Macro-économie / Taux / INSEE / inégalités / pauvreté / France / Emmanuel Macron
Macro-économie / Taux
INSEE / inégalités / pauvreté / France / Emmanuel Macron
Les inégalités progressent lentement mais sûrement
Des riches qui s’enrichissent et des pauvres plus nombreux
A la hausse des inégalités mise en lumière par l’Insee dans son dernier rapport sur le sujet (qui porte sur l'année 2018), il faut ajouter une hausse du nombre de Français pauvres (sous le seuil de 50% du niveau de vie médian) de 255 000 personnes, soit une augmentation du taux de pauvreté de 8% à 8,4%. Si, normalement, les rapports d’une année sur l’autre ne sont pas assez parlants, le directeur de l’Observatoire des inégalités Louis Maurin explique que cette fois-ci, la hausse est "trop forte pour qu’on ne s’y arrête pas". La moitié de ces personnes pauvres ont, de surcroît, un niveau de vie inférieur à 855 euros par mois (niveau stable par rapport à l’année précédente). Face à cette masse de pauvres, les 10% les plus riches ont eu tendance à s’enrichir entre 2017 et 2018, si bien que le rapport entre la masse des revenus perçue par ces derniers et celle des 40% les plus pauvres est passé de 1,06 à 1,12. Si ces inégalités "augmentent nettement", pondère l’Insee, elles ne dépassent toutefois pas le point le plus haut de 2011.

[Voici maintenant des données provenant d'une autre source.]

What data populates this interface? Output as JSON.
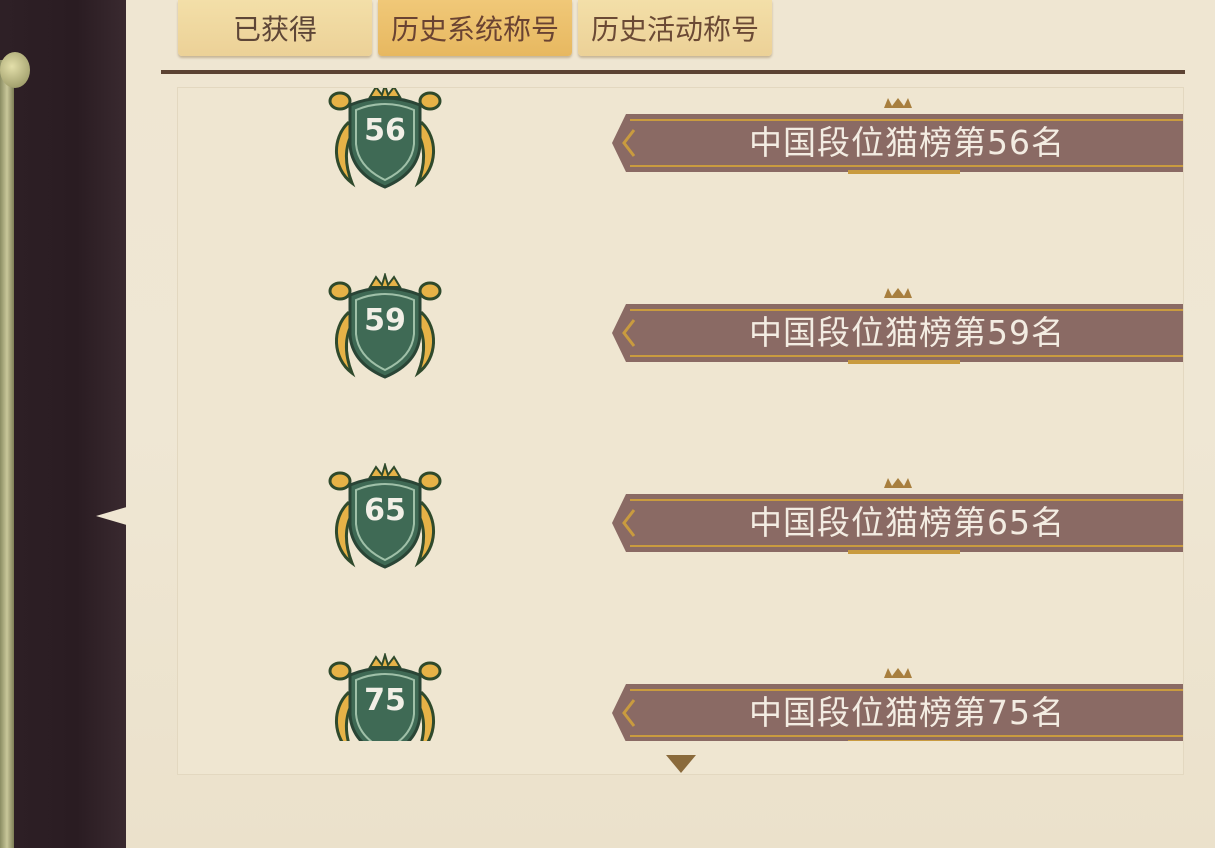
{
  "tabs": [
    {
      "label": "已获得"
    },
    {
      "label": "历史系统称号"
    },
    {
      "label": "历史活动称号"
    }
  ],
  "active_tab_index": 1,
  "titles": [
    {
      "rank": "56",
      "title": "中国段位猫榜第56名"
    },
    {
      "rank": "59",
      "title": "中国段位猫榜第59名"
    },
    {
      "rank": "65",
      "title": "中国段位猫榜第65名"
    },
    {
      "rank": "75",
      "title": "中国段位猫榜第75名"
    }
  ],
  "colors": {
    "badge_green": "#3f6a55",
    "badge_gold": "#e6b247",
    "ribbon": "#8a6a64",
    "accent_gold": "#c99b3f"
  },
  "icons": {
    "rank_badge": "laurel-shield-crown-icon",
    "title_ribbon": "ribbon-banner-icon",
    "scroll_down": "triangle-down-icon"
  }
}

La responsabilité du politique
On peut s’interroger, face à cette hausse, sur l’effet de l’arrivée du chef de l’Etat Emmanuel Macron à l’issue des élection de 2017. Pour l’Insee, "la baisse des allocations logement (…) explique une part importante de la baisse du revenu des ménages modestes et de la hausse du taux de pauvreté". La réforme de la réduction du loyer de solidarité d’un côté et, de l’autre côté, la suppression de l’ISF (impôt sur la fortune), semblent en effet concorder avec l’augmentation significative que l’on observe entre 2017 et 2018, même si l’impact de ces deux décisions doit être relativisé. Ainsi, les locataires ont pu toucher des contreparties de la baisse des APL, ce qui fait que l’impact de cette baisse doit être moins fort que ce que l’Insee statue. Toutefois, la baisse de l’ISF a de réels effets sur le creusement des inégalités : les 5% les plus riches, soit la plupart de ceux qui devaient payer l’ISF, gagnent en moyenne 500 euros de plus sur l’année, soit l’équivalent de 15 jours de travail d’une personne au SMIC.
De surcroît, les populations les plus vulnérables pâtissent davantage des décisions politiques et sont en première ligne pour ces hausses d’inégalités : la proportion de retraités pauvres a progressé de 1,1 point entre 2017 et 2018, "alors qu’elle était relativement stable depuis 2014", précise l’Insee. De l’autre côté du spectre, les enfants de moins de 18 ans souffrent également d’une augmentation du taux de pauvreté, de 0,9 points pour atteindre 21% en 2018.
Une inscription dans le temps
Le problème principal que le rapport soulève, c’est la continuité de l’augmentation des inégalités. Si l’on prend le point bas de 2002, l’augmentation du nombres de pauvres au seuil de 50% de la médiane est de 35%. Depuis près de 20 ans, la France est "entrée dans une période longue de stagnation économique", explique Louis Maurin, où aucun politique ne parvient à endiguer la lente progression de la pauvreté. De la même manière, les différences de revenus entre les 10% les plus riches et les 40% les plus modestes n’arrêtent pas de se creuser. A la fin des années 1990, le rapport était de 1 ; en 2018, il était passé à 1,12. Une hausse continue qui trouve de nombreuses causes, mais dont personne encore ne semble trouver de solution efficace.